Zelda Venter, Evicted flat-dwellers score big, Iol News (Oct. 10, 2012), http://www.iol.co.za/news/crime-courts/evicted-flat-dwellers-score-big-1.1399988#.VTcCe63BzGc

Pretoria - Schubart Park residents scored a huge victory in the Constitutional Court on Tuesday when it ruled that they are entitled to move back in as soon as reasonably possible.

The court did not order that the Tshwane Metro Council must first refurbish the run-down buildings, but it is understood that it had to restore basic services such as water, sanitation, electricity and ensure that basic safety measures were in place.

This could take time, as thieves had stripped the buildings of their copper cables and infrastructure for all basic needs.

While the Constitutional Court came to the aid of residents, it will not mean that moving back will be a free-for-all.

Only those residents who can be identified as having occupied the buildings last September when they were forced out, will be allowed to return.

But they will also not have a free ride - one of the orders clearly stipulates the council must engage with these (identified) residents on how they will pay for services supplied to Schubart Park by the municipality once they have returned to their homes.

One of the biggest victories scored by the ousted residents on Tuesday is that the council has to provide alternative accommodation to the (identified) residents until they can return to their homes. The council at present provides shelter to 140 families.

But it is estimated that there are nearly 700 more families (more than 3 000 people) who will in the meantime have to be sheltered.

These orders follow after nine Constitutional Court justices upheld the appeal by residents, brought with the aid of Lawyers for Human Rights, after they were evicted.

They were put out on the streets last September following service delivery protests.
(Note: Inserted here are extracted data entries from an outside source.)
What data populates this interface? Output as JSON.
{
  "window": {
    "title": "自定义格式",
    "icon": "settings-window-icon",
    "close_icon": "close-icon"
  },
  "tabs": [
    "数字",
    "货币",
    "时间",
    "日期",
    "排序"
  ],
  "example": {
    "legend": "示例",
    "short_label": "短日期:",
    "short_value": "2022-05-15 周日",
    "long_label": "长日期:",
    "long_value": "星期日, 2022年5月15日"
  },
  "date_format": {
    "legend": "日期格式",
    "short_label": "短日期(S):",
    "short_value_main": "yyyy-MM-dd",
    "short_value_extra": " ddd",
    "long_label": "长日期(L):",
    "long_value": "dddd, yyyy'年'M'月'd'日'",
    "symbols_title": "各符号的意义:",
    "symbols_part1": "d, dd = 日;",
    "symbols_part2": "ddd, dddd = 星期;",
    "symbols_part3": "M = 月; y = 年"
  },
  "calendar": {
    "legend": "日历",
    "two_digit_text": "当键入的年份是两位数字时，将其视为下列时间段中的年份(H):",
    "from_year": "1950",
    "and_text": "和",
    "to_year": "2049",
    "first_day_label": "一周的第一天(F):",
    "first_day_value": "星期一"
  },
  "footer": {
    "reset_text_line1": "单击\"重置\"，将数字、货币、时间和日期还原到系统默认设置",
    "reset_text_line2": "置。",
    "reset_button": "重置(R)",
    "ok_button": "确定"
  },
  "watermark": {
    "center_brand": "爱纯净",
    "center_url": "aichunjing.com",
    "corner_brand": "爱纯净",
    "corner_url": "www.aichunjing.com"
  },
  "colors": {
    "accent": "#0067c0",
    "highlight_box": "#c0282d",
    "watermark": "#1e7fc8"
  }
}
These turned violent and two fires broke out in Block C of Schubart Park.

The residents were barred from returning to their flats and launched an urgent bid in the Pretoria High Court to return.

Judge Bill Prinsloo found the buildings to be unsafe and refused permission for them to return.
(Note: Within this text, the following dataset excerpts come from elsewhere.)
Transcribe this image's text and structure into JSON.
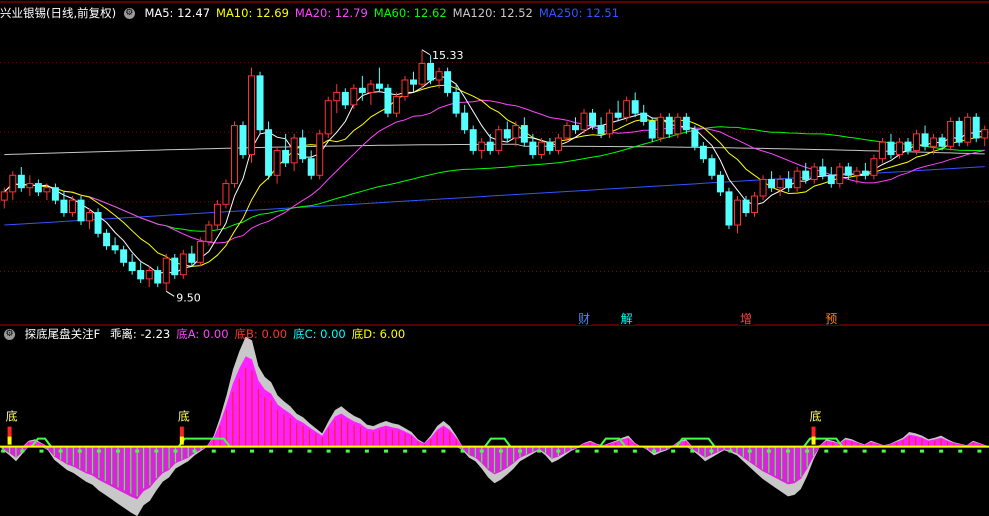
{
  "top_header": {
    "stock_name": "兴业银锡(日线,前复权)",
    "ma": [
      {
        "label": "MA5: 12.47",
        "color": "#ffffff"
      },
      {
        "label": "MA10: 12.69",
        "color": "#ffff00"
      },
      {
        "label": "MA20: 12.79",
        "color": "#ff44ff"
      },
      {
        "label": "MA60: 12.62",
        "color": "#00ff00"
      },
      {
        "label": "MA120: 12.52",
        "color": "#c8c8c8"
      },
      {
        "label": "MA250: 12.51",
        "color": "#3355ff"
      }
    ]
  },
  "bottom_header": {
    "indicator_name": "探底尾盘关注F",
    "values": [
      {
        "label": "乖离: -2.23",
        "color": "#ffffff"
      },
      {
        "label": "底A: 0.00",
        "color": "#ff44ff"
      },
      {
        "label": "底B: 0.00",
        "color": "#ff3333"
      },
      {
        "label": "底C: 0.00",
        "color": "#00ffff"
      },
      {
        "label": "底D: 6.00",
        "color": "#ffff00"
      }
    ]
  },
  "colors": {
    "up": "#ff3333",
    "down": "#54ffff",
    "grid": "#8a0000",
    "divider": "#b00000"
  },
  "chart_data": [
    {
      "type": "candlestick",
      "high_label": "15.33",
      "low_label": "9.50",
      "yrange": [
        9.0,
        16.0
      ],
      "candles": [
        {
          "o": 11.7,
          "h": 12.0,
          "l": 11.5,
          "c": 11.9
        },
        {
          "o": 11.9,
          "h": 12.4,
          "l": 11.7,
          "c": 12.3
        },
        {
          "o": 12.3,
          "h": 12.5,
          "l": 11.9,
          "c": 12.0
        },
        {
          "o": 12.0,
          "h": 12.3,
          "l": 11.8,
          "c": 12.1
        },
        {
          "o": 12.1,
          "h": 12.2,
          "l": 11.8,
          "c": 11.9
        },
        {
          "o": 11.9,
          "h": 12.1,
          "l": 11.7,
          "c": 12.0
        },
        {
          "o": 12.0,
          "h": 12.1,
          "l": 11.6,
          "c": 11.7
        },
        {
          "o": 11.7,
          "h": 11.9,
          "l": 11.3,
          "c": 11.4
        },
        {
          "o": 11.4,
          "h": 11.8,
          "l": 11.3,
          "c": 11.7
        },
        {
          "o": 11.7,
          "h": 11.8,
          "l": 11.1,
          "c": 11.2
        },
        {
          "o": 11.2,
          "h": 11.5,
          "l": 11.0,
          "c": 11.4
        },
        {
          "o": 11.4,
          "h": 11.5,
          "l": 10.8,
          "c": 10.9
        },
        {
          "o": 10.9,
          "h": 11.0,
          "l": 10.5,
          "c": 10.6
        },
        {
          "o": 10.6,
          "h": 10.8,
          "l": 10.4,
          "c": 10.5
        },
        {
          "o": 10.5,
          "h": 10.6,
          "l": 10.1,
          "c": 10.2
        },
        {
          "o": 10.2,
          "h": 10.4,
          "l": 9.9,
          "c": 10.0
        },
        {
          "o": 10.0,
          "h": 10.2,
          "l": 9.7,
          "c": 9.8
        },
        {
          "o": 9.8,
          "h": 10.1,
          "l": 9.6,
          "c": 10.0
        },
        {
          "o": 10.0,
          "h": 10.1,
          "l": 9.6,
          "c": 9.7
        },
        {
          "o": 9.7,
          "h": 10.4,
          "l": 9.5,
          "c": 10.3
        },
        {
          "o": 10.3,
          "h": 10.4,
          "l": 9.8,
          "c": 9.9
        },
        {
          "o": 9.9,
          "h": 10.5,
          "l": 9.8,
          "c": 10.4
        },
        {
          "o": 10.4,
          "h": 10.6,
          "l": 10.1,
          "c": 10.2
        },
        {
          "o": 10.2,
          "h": 10.8,
          "l": 10.1,
          "c": 10.7
        },
        {
          "o": 10.7,
          "h": 11.2,
          "l": 10.6,
          "c": 11.1
        },
        {
          "o": 11.1,
          "h": 11.7,
          "l": 11.0,
          "c": 11.6
        },
        {
          "o": 11.6,
          "h": 12.2,
          "l": 11.5,
          "c": 12.1
        },
        {
          "o": 12.1,
          "h": 13.6,
          "l": 12.0,
          "c": 13.5
        },
        {
          "o": 13.5,
          "h": 13.6,
          "l": 12.7,
          "c": 12.8
        },
        {
          "o": 12.8,
          "h": 14.9,
          "l": 12.6,
          "c": 14.7
        },
        {
          "o": 14.7,
          "h": 14.8,
          "l": 13.3,
          "c": 13.4
        },
        {
          "o": 13.4,
          "h": 13.6,
          "l": 12.2,
          "c": 12.3
        },
        {
          "o": 12.3,
          "h": 13.0,
          "l": 12.1,
          "c": 12.9
        },
        {
          "o": 12.9,
          "h": 13.3,
          "l": 12.5,
          "c": 12.6
        },
        {
          "o": 12.6,
          "h": 13.3,
          "l": 12.4,
          "c": 13.2
        },
        {
          "o": 13.2,
          "h": 13.4,
          "l": 12.6,
          "c": 12.7
        },
        {
          "o": 12.7,
          "h": 12.9,
          "l": 12.2,
          "c": 12.3
        },
        {
          "o": 12.3,
          "h": 13.4,
          "l": 12.2,
          "c": 13.3
        },
        {
          "o": 13.3,
          "h": 14.2,
          "l": 13.2,
          "c": 14.1
        },
        {
          "o": 14.1,
          "h": 14.5,
          "l": 13.8,
          "c": 14.3
        },
        {
          "o": 14.3,
          "h": 14.4,
          "l": 13.9,
          "c": 14.0
        },
        {
          "o": 14.0,
          "h": 14.5,
          "l": 13.9,
          "c": 14.4
        },
        {
          "o": 14.4,
          "h": 14.7,
          "l": 14.1,
          "c": 14.3
        },
        {
          "o": 14.3,
          "h": 14.6,
          "l": 14.0,
          "c": 14.5
        },
        {
          "o": 14.5,
          "h": 14.9,
          "l": 14.3,
          "c": 14.4
        },
        {
          "o": 14.4,
          "h": 14.5,
          "l": 13.7,
          "c": 13.8
        },
        {
          "o": 13.8,
          "h": 14.3,
          "l": 13.7,
          "c": 14.2
        },
        {
          "o": 14.2,
          "h": 14.7,
          "l": 14.1,
          "c": 14.6
        },
        {
          "o": 14.6,
          "h": 14.8,
          "l": 14.3,
          "c": 14.5
        },
        {
          "o": 14.5,
          "h": 15.33,
          "l": 14.4,
          "c": 15.0
        },
        {
          "o": 15.0,
          "h": 15.2,
          "l": 14.5,
          "c": 14.6
        },
        {
          "o": 14.6,
          "h": 14.9,
          "l": 14.4,
          "c": 14.8
        },
        {
          "o": 14.8,
          "h": 14.9,
          "l": 14.2,
          "c": 14.3
        },
        {
          "o": 14.3,
          "h": 14.5,
          "l": 13.7,
          "c": 13.8
        },
        {
          "o": 13.8,
          "h": 14.0,
          "l": 13.3,
          "c": 13.4
        },
        {
          "o": 13.4,
          "h": 13.5,
          "l": 12.8,
          "c": 12.9
        },
        {
          "o": 12.9,
          "h": 13.2,
          "l": 12.7,
          "c": 13.1
        },
        {
          "o": 13.1,
          "h": 13.3,
          "l": 12.8,
          "c": 12.9
        },
        {
          "o": 12.9,
          "h": 13.5,
          "l": 12.8,
          "c": 13.4
        },
        {
          "o": 13.4,
          "h": 13.6,
          "l": 13.1,
          "c": 13.2
        },
        {
          "o": 13.2,
          "h": 13.6,
          "l": 13.0,
          "c": 13.5
        },
        {
          "o": 13.5,
          "h": 13.7,
          "l": 13.0,
          "c": 13.1
        },
        {
          "o": 13.1,
          "h": 13.3,
          "l": 12.7,
          "c": 12.8
        },
        {
          "o": 12.8,
          "h": 13.2,
          "l": 12.7,
          "c": 13.1
        },
        {
          "o": 13.1,
          "h": 13.2,
          "l": 12.8,
          "c": 12.9
        },
        {
          "o": 12.9,
          "h": 13.3,
          "l": 12.8,
          "c": 13.2
        },
        {
          "o": 13.2,
          "h": 13.6,
          "l": 13.1,
          "c": 13.5
        },
        {
          "o": 13.5,
          "h": 13.7,
          "l": 13.3,
          "c": 13.4
        },
        {
          "o": 13.4,
          "h": 13.9,
          "l": 13.3,
          "c": 13.8
        },
        {
          "o": 13.8,
          "h": 13.9,
          "l": 13.4,
          "c": 13.5
        },
        {
          "o": 13.5,
          "h": 13.7,
          "l": 13.2,
          "c": 13.3
        },
        {
          "o": 13.3,
          "h": 13.9,
          "l": 13.2,
          "c": 13.8
        },
        {
          "o": 13.8,
          "h": 14.1,
          "l": 13.6,
          "c": 13.7
        },
        {
          "o": 13.7,
          "h": 14.2,
          "l": 13.6,
          "c": 14.1
        },
        {
          "o": 14.1,
          "h": 14.3,
          "l": 13.7,
          "c": 13.8
        },
        {
          "o": 13.8,
          "h": 14.0,
          "l": 13.5,
          "c": 13.6
        },
        {
          "o": 13.6,
          "h": 13.7,
          "l": 13.1,
          "c": 13.2
        },
        {
          "o": 13.2,
          "h": 13.8,
          "l": 13.1,
          "c": 13.7
        },
        {
          "o": 13.7,
          "h": 13.8,
          "l": 13.2,
          "c": 13.3
        },
        {
          "o": 13.3,
          "h": 13.8,
          "l": 13.2,
          "c": 13.7
        },
        {
          "o": 13.7,
          "h": 13.8,
          "l": 13.3,
          "c": 13.4
        },
        {
          "o": 13.4,
          "h": 13.5,
          "l": 12.9,
          "c": 13.0
        },
        {
          "o": 13.0,
          "h": 13.1,
          "l": 12.6,
          "c": 12.7
        },
        {
          "o": 12.7,
          "h": 12.8,
          "l": 12.2,
          "c": 12.3
        },
        {
          "o": 12.3,
          "h": 12.4,
          "l": 11.8,
          "c": 11.9
        },
        {
          "o": 11.9,
          "h": 12.0,
          "l": 11.0,
          "c": 11.1
        },
        {
          "o": 11.1,
          "h": 11.8,
          "l": 10.9,
          "c": 11.7
        },
        {
          "o": 11.7,
          "h": 11.8,
          "l": 11.3,
          "c": 11.4
        },
        {
          "o": 11.4,
          "h": 11.9,
          "l": 11.3,
          "c": 11.8
        },
        {
          "o": 11.8,
          "h": 12.3,
          "l": 11.7,
          "c": 12.2
        },
        {
          "o": 12.2,
          "h": 12.4,
          "l": 11.9,
          "c": 12.0
        },
        {
          "o": 12.0,
          "h": 12.3,
          "l": 11.8,
          "c": 12.2
        },
        {
          "o": 12.2,
          "h": 12.4,
          "l": 11.9,
          "c": 12.0
        },
        {
          "o": 12.0,
          "h": 12.5,
          "l": 11.9,
          "c": 12.4
        },
        {
          "o": 12.4,
          "h": 12.6,
          "l": 12.1,
          "c": 12.2
        },
        {
          "o": 12.2,
          "h": 12.6,
          "l": 12.1,
          "c": 12.5
        },
        {
          "o": 12.5,
          "h": 12.7,
          "l": 12.2,
          "c": 12.3
        },
        {
          "o": 12.3,
          "h": 12.5,
          "l": 12.0,
          "c": 12.1
        },
        {
          "o": 12.1,
          "h": 12.6,
          "l": 12.0,
          "c": 12.5
        },
        {
          "o": 12.5,
          "h": 12.6,
          "l": 12.2,
          "c": 12.3
        },
        {
          "o": 12.3,
          "h": 12.5,
          "l": 12.1,
          "c": 12.4
        },
        {
          "o": 12.4,
          "h": 12.6,
          "l": 12.2,
          "c": 12.3
        },
        {
          "o": 12.3,
          "h": 12.8,
          "l": 12.2,
          "c": 12.7
        },
        {
          "o": 12.7,
          "h": 13.2,
          "l": 12.6,
          "c": 13.1
        },
        {
          "o": 13.1,
          "h": 13.3,
          "l": 12.7,
          "c": 12.8
        },
        {
          "o": 12.8,
          "h": 13.2,
          "l": 12.7,
          "c": 13.1
        },
        {
          "o": 13.1,
          "h": 13.2,
          "l": 12.8,
          "c": 12.9
        },
        {
          "o": 12.9,
          "h": 13.4,
          "l": 12.8,
          "c": 13.3
        },
        {
          "o": 13.3,
          "h": 13.5,
          "l": 12.9,
          "c": 13.0
        },
        {
          "o": 13.0,
          "h": 13.3,
          "l": 12.8,
          "c": 13.2
        },
        {
          "o": 13.2,
          "h": 13.3,
          "l": 12.9,
          "c": 13.0
        },
        {
          "o": 13.0,
          "h": 13.7,
          "l": 12.9,
          "c": 13.6
        },
        {
          "o": 13.6,
          "h": 13.7,
          "l": 13.0,
          "c": 13.1
        },
        {
          "o": 13.1,
          "h": 13.8,
          "l": 13.0,
          "c": 13.7
        },
        {
          "o": 13.7,
          "h": 13.8,
          "l": 13.1,
          "c": 13.2
        },
        {
          "o": 13.2,
          "h": 13.5,
          "l": 13.0,
          "c": 13.4
        }
      ],
      "events": [
        {
          "index": 68,
          "label": "财",
          "color": "#4488ff"
        },
        {
          "index": 73,
          "label": "解",
          "color": "#00ffff"
        },
        {
          "index": 87,
          "label": "增",
          "color": "#ff4444"
        },
        {
          "index": 97,
          "label": "预",
          "color": "#ff8800"
        }
      ]
    },
    {
      "type": "histogram",
      "yrange": [
        -1.0,
        1.6
      ],
      "signal_label": "底",
      "signal_indices": [
        1,
        28,
        127
      ],
      "values": [
        -0.05,
        -0.12,
        -0.2,
        -0.1,
        0.08,
        0.1,
        0.05,
        -0.05,
        -0.18,
        -0.25,
        -0.32,
        -0.36,
        -0.42,
        -0.48,
        -0.52,
        -0.6,
        -0.66,
        -0.72,
        -0.78,
        -0.84,
        -0.9,
        -0.95,
        -0.8,
        -0.74,
        -0.6,
        -0.48,
        -0.42,
        -0.3,
        -0.25,
        -0.2,
        -0.12,
        -0.06,
        0.02,
        0.15,
        0.4,
        0.7,
        1.05,
        1.3,
        1.5,
        1.45,
        1.1,
        0.95,
        0.88,
        0.7,
        0.62,
        0.55,
        0.45,
        0.4,
        0.32,
        0.25,
        0.18,
        0.35,
        0.5,
        0.55,
        0.48,
        0.42,
        0.38,
        0.3,
        0.28,
        0.32,
        0.35,
        0.32,
        0.3,
        0.25,
        0.2,
        0.1,
        0.05,
        0.15,
        0.28,
        0.35,
        0.28,
        0.15,
        -0.05,
        -0.15,
        -0.2,
        -0.3,
        -0.42,
        -0.5,
        -0.45,
        -0.38,
        -0.3,
        -0.2,
        -0.15,
        -0.1,
        -0.05,
        -0.12,
        -0.22,
        -0.18,
        -0.12,
        -0.06,
        -0.02,
        0.05,
        0.08,
        0.04,
        0.02,
        0.05,
        0.08,
        0.12,
        0.15,
        0.05,
        0.0,
        -0.05,
        -0.12,
        -0.08,
        -0.05,
        0.02,
        0.08,
        0.1,
        -0.05,
        -0.12,
        -0.2,
        -0.15,
        -0.1,
        -0.05,
        -0.08,
        -0.12,
        -0.2,
        -0.28,
        -0.36,
        -0.44,
        -0.5,
        -0.56,
        -0.62,
        -0.68,
        -0.66,
        -0.58,
        -0.4,
        -0.18,
        0.02,
        0.1,
        0.08,
        0.05,
        0.12,
        0.1,
        0.06,
        0.03,
        0.08,
        0.05,
        0.02,
        0.04,
        0.08,
        0.12,
        0.2,
        0.18,
        0.15,
        0.1,
        0.12,
        0.15,
        0.1,
        0.06,
        0.04,
        0.02,
        0.08,
        0.05,
        0.02
      ],
      "yellow_line": 0.0,
      "green_hump_ranges": [
        [
          5,
          8
        ],
        [
          28,
          36
        ],
        [
          76,
          80
        ],
        [
          94,
          98
        ],
        [
          106,
          112
        ],
        [
          126,
          132
        ]
      ]
    }
  ]
}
The high court and the appeal court refused the residents leave to appeal against this ruling and other subsequent orders and they turned to the Constitutional Court.

Justice Johan Froneman, in a judgment with which the other eight justices concurred, set aside the high court orders and declared they did not constitute an order for the residents’ eviction, as required by the constitution.
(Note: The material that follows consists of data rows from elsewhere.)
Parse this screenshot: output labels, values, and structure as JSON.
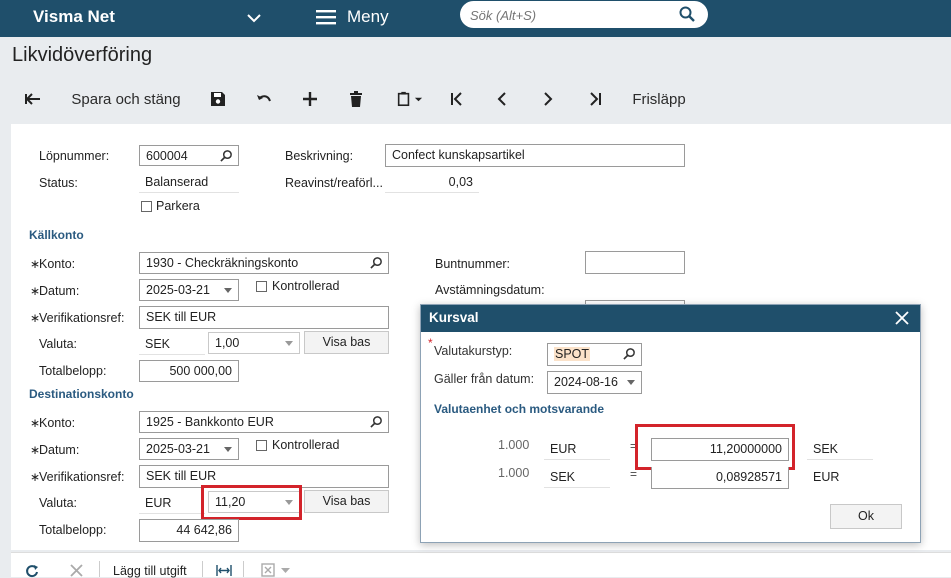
{
  "topbar": {
    "brand": "Visma Net",
    "menu_label": "Meny",
    "search_placeholder": "Sök (Alt+S)"
  },
  "page": {
    "title": "Likvidöverföring"
  },
  "toolbar": {
    "save_close_label": "Spara och stäng",
    "release_label": "Frisläpp"
  },
  "form": {
    "lopnummer_label": "Löpnummer:",
    "lopnummer_value": "600004",
    "status_label": "Status:",
    "status_value": "Balanserad",
    "parkera_label": "Parkera",
    "beskrivning_label": "Beskrivning:",
    "beskrivning_value": "Confect kunskapsartikel",
    "reavinst_label": "Reavinst/reaförl...",
    "reavinst_value": "0,03",
    "source_section": "Källkonto",
    "source": {
      "konto_label": "Konto:",
      "konto_value": "1930 - Checkräkningskonto",
      "datum_label": "Datum:",
      "datum_value": "2025-03-21",
      "kontrollerad_label": "Kontrollerad",
      "verref_label": "Verifikationsref:",
      "verref_value": "SEK till EUR",
      "valuta_label": "Valuta:",
      "valuta_code": "SEK",
      "valuta_rate": "1,00",
      "visa_bas": "Visa bas",
      "total_label": "Totalbelopp:",
      "total_value": "500 000,00"
    },
    "buntnummer_label": "Buntnummer:",
    "avstamning_label": "Avstämningsdatum:",
    "dest_section": "Destinationskonto",
    "dest": {
      "konto_label": "Konto:",
      "konto_value": "1925 - Bankkonto EUR",
      "datum_label": "Datum:",
      "datum_value": "2025-03-21",
      "kontrollerad_label": "Kontrollerad",
      "verref_label": "Verifikationsref:",
      "verref_value": "SEK till EUR",
      "valuta_label": "Valuta:",
      "valuta_code": "EUR",
      "valuta_rate": "11,20",
      "visa_bas": "Visa bas",
      "total_label": "Totalbelopp:",
      "total_value": "44 642,86"
    },
    "required_mark": "∗"
  },
  "bottombar": {
    "add_row_label": "Lägg till utgift"
  },
  "dialog": {
    "title": "Kursval",
    "required_mark": "*",
    "kurstyp_label": "Valutakurstyp:",
    "kurstyp_value": "SPOT",
    "galler_label": "Gäller från datum:",
    "galler_value": "2024-08-16",
    "section": "Valutaenhet och motsvarande",
    "row1": {
      "amount": "1.000",
      "from": "EUR",
      "eq": "=",
      "rate": "11,20000000",
      "to": "SEK"
    },
    "row2": {
      "amount": "1.000",
      "from": "SEK",
      "eq": "=",
      "rate": "0,08928571",
      "to": "EUR"
    },
    "ok_label": "Ok"
  },
  "colors": {
    "header": "#1f4f6b",
    "highlight": "#d3232a",
    "section": "#2a5a80"
  }
}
The court held that the residents were, as a matter of law, entitled to restoration of the occupation they had been deprived of for a long time.

Justice Froneman said the high court should have made it clear that its order only operated temporarily and that the residents were entitled to return once it was safe to do so.

The council did not adequately engage with the residents as to when they could return, he said.

“It proceeds from a ‘top-down’ premise, namely that the city will determine when, for how long and ultimately whether all the applicants may return to Schubart Park.

“Unfortunately the history of the city’s treatment of the residents of Schubart Park also shows that it appeared to regard them, generally, as ‘obnoxious social nuisances’, who contribute to crime, lawlessness and other social ills,” he said.

The justices made it clear in the judgment that the council had to engage with the residents at every stage of the re-occupation process.

It is unclear how long this will take and the court thus has to supervise this process, he said.

The council must engage and reach an agreement with the residents as to who may move back, when they could return and how the city would help them in this regard.

The residents must also be engaged on how they would pay for basic services, and the city must provide them with alternative accommodation in the meantime.

The council must by November 30 in an affidavit provide details to the high court regarding the alternative accommodation. By January 31 it must provide details regarding plans to move the people back.

LHR lawyer Nathaniah Jacobs applauded the court for making clear the requirements for evicting a person from his home. Also, for making it clear everyone has a right to protection, regardless of their socio-economic status.

Another LHR lawyer, Louise du Plessis, said that from the start they had asked the council to engage with them regarding the residents.

“As far as we are concerned, the residents can move back once the basic services are in place.”

She added that they will be back in court if the council decides to implode the building.

“They cannot destroy an asset. The structure is sound and there is a desperate need for social housing in the CBD.”

The council said that based on the court’s ruling, all planned developments to Schubart Park, including plans to demolish it, have been put on hold. Its legal spokesman, Bruno Seabela, said the council will respond to the judgment once it has been studied.

“We respect the findings and directives stipulated in the judgment,” he said.